São sete anos sem ele — e sete anos tentando reencontrá-lo nos detalhes por aí.

Helvio Caldeira
2 min readJul 22, 2019

Às vezes, acontece quando eu menos espero: numa foto antiga que encontro no fundo do baú, no rosto do meu irmão, cada vez mais parecido com ele, na seção de Economia da publicação popular na banca de jornal. Na semana passada, foi mais ou menos assim, com mamãe me mostrando um registro encontrado em meio às bagunças da mudança de casa. Na imagem, meu pai sem blusa, eu em seu colo, as flores rosas dando à imagem a delicadeza que só algo como a paternidade deveria ter.

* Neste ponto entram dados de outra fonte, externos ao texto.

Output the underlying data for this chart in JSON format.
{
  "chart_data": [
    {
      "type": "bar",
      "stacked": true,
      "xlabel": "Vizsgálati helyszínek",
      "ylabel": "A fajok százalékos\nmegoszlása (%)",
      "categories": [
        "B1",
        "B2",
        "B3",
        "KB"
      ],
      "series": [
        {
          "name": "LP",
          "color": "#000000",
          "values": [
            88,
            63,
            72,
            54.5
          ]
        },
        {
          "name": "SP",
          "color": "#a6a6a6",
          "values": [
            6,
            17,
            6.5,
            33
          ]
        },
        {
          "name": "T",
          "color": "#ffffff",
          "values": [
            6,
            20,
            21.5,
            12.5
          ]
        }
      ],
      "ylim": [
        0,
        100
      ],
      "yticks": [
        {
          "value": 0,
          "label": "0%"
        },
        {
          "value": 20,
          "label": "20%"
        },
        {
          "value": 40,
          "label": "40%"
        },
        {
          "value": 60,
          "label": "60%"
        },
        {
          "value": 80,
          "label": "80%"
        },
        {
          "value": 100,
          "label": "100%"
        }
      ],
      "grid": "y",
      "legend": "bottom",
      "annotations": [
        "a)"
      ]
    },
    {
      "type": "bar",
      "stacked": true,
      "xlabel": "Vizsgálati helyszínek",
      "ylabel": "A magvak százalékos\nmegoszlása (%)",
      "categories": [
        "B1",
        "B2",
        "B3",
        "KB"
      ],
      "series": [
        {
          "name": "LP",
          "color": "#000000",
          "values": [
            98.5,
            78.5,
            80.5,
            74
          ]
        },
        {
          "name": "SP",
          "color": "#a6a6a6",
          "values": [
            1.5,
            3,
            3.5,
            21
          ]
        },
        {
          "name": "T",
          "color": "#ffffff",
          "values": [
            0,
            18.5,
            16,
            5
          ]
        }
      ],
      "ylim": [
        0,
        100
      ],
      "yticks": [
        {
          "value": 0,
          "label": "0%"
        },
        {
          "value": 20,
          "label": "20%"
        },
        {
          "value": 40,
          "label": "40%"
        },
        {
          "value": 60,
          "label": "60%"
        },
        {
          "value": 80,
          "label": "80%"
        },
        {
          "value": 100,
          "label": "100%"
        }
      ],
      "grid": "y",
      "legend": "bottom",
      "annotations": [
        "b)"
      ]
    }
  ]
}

Em outras vezes (muitas delas, aliás), é olhando para dentro que encontro novamente a figura do meu pai. Dele, vejo que herdei não só o nome e os problemas de vista, mas uma série de comportamentos e reflexões peculiares sobre o mundo. No furor das brigas por política, por exemplo, noto que falamos igual, defendemos o mesmo lado, nos agarramos a essa ânsia da justiça para todos. E quando sofro, o faço de forma parecida à que recordo de si: sangrando em silêncio, escondo as cicatrizes, que é pra ninguém enxergar. Vai ver é por isso que minha analista diz que, em se tratando das nossas narrativas, ainda sou impreciso no que ele foi e o que tenho sido até aqui. É que papai também doía escondido.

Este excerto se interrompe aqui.